A mass of Arctic air is expected to make the temperatures plummet in Interior and Western Alaska this weekend, and the cold may also extend to the Southcentral region, depending on how conditions develop.
A map posted by the National Weather Service on social media Tuesday offered a color-coded look at projected lows across the state for next Monday, including temperatures colder than 30 degrees below zero for much of the Interior and in the negative teens for parts of Southcentral.
Arctic air moving over the state could bring some of the coldest air yet. Here's the latest low temp forecast for next Monday morning. #AKwx pic.twitter.com/rpFA9Tgp2Z
— NWS Anchorage (@NWSAnchorage) January 11, 2017
A special weather statement for the eastern Interior issued Tuesday afternoon by the weather service's Fairbanks office called for a "significant cold spell," including low temperatures near 30 below Friday and 20 below over the weekend before an even deeper plunge going into next week.
"Colder air from the Arctic and Canada will surge south and settle over the Interior early next week," meteorologists wrote. "Temperatures will fall to 40 to 50 below with the coldest area being in the upper Yukon Flats. The Middle Tanana Valley, including Fairbanks, will likely see lows around 40 below by Monday morning."
The conditions are expected to produce a strong temperature inversion, in which cold air is trapped near the ground by a layer of warmer air above it.
Dan Hancock, a general forecaster at the weather service's Fairbanks office, said the cold air mass was moving into the Interior from the northwest — but the situation was "a little bit in flux" due to what it might do over the weekend.
Although inversions typically mean higher elevations are warmer, Hancock said hills across the Interior will still likely be "nasty cold" due to the depth of the air mass.
The mass is also expected to chill the western Interior, which Hancock said might even get the worst of the deep freeze. No weather statement had been issued for the area Wednesday afternoon, although Hancock said that might change as the front arrives.
"Temperatures here will be substantially colder than they have been recently getting," Hancock said. "In places in the western Interior — Galena, McGrath — (expect) temperatures that are substantially colder than they would be in the Fairbanks Interior area."
In Anchorage, weather service meteorologist Dave Kochevar said forecasters weren't yet sure Wednesday whether the cold snap would extend into Southcentral Alaska, despite the chilly temps in the graphic released Tuesday.
"Southcentral is going to be on the very edge of the warm air," Kochevar said. "There's a lot of question whether we're going to be on the cold side or the warm side."
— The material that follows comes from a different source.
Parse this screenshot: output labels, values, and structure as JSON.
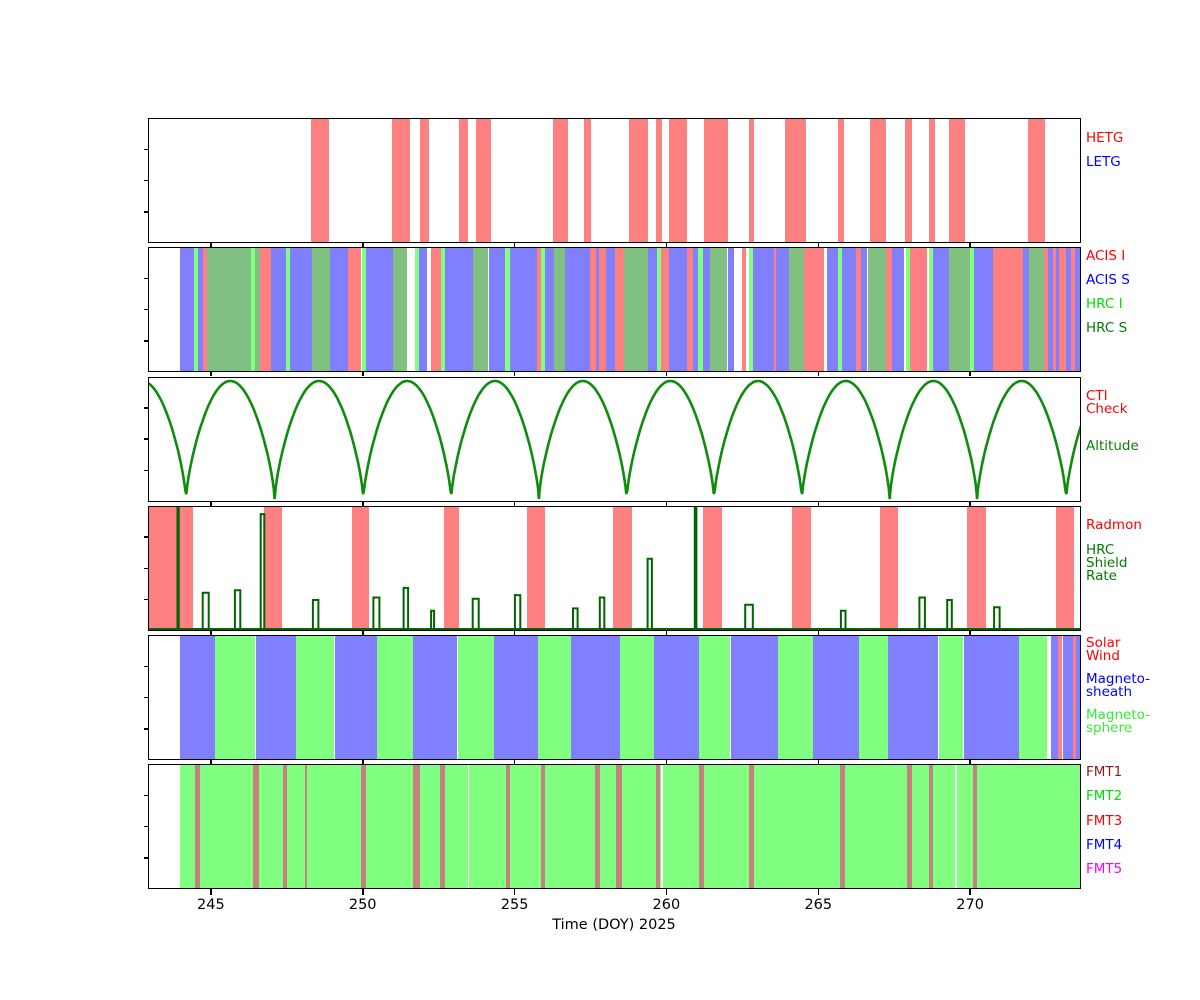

Much of Southwest Alaska will get a blast of cold Sunday and Monday night from the front as it passes through the Interior, however.
"The areas that are really, especially susceptible to the cold — the Kuskokwim Valley, the Aniak-Sleetmute area — will be getting into the (negative) 30s, especially at night," Kochevar said. "We're not looking at record cold, but certainly one of the colder spells they've had going into this season."
Any of the cold air that reaches Southcentral would be unlikely to produce inversions like those in the Interior, according to Kochevar.
Fairbanks forecasters expect the pattern to change following the weekend, but low temperatures are likely to stay for a few days longer.
"It's looking like Sunday night and Monday, this stuff might be moving out," Hancock said. "Perhaps the coldest air might be visiting the Fairbanks area briefly, and then things moderate for a few days — but it still remains quite cold over the western Interior."
Kochevar encouraged people to visit the Anchorage weather service office's website as the weekend approaches for more word on whether the cold snap will reach Southcentral.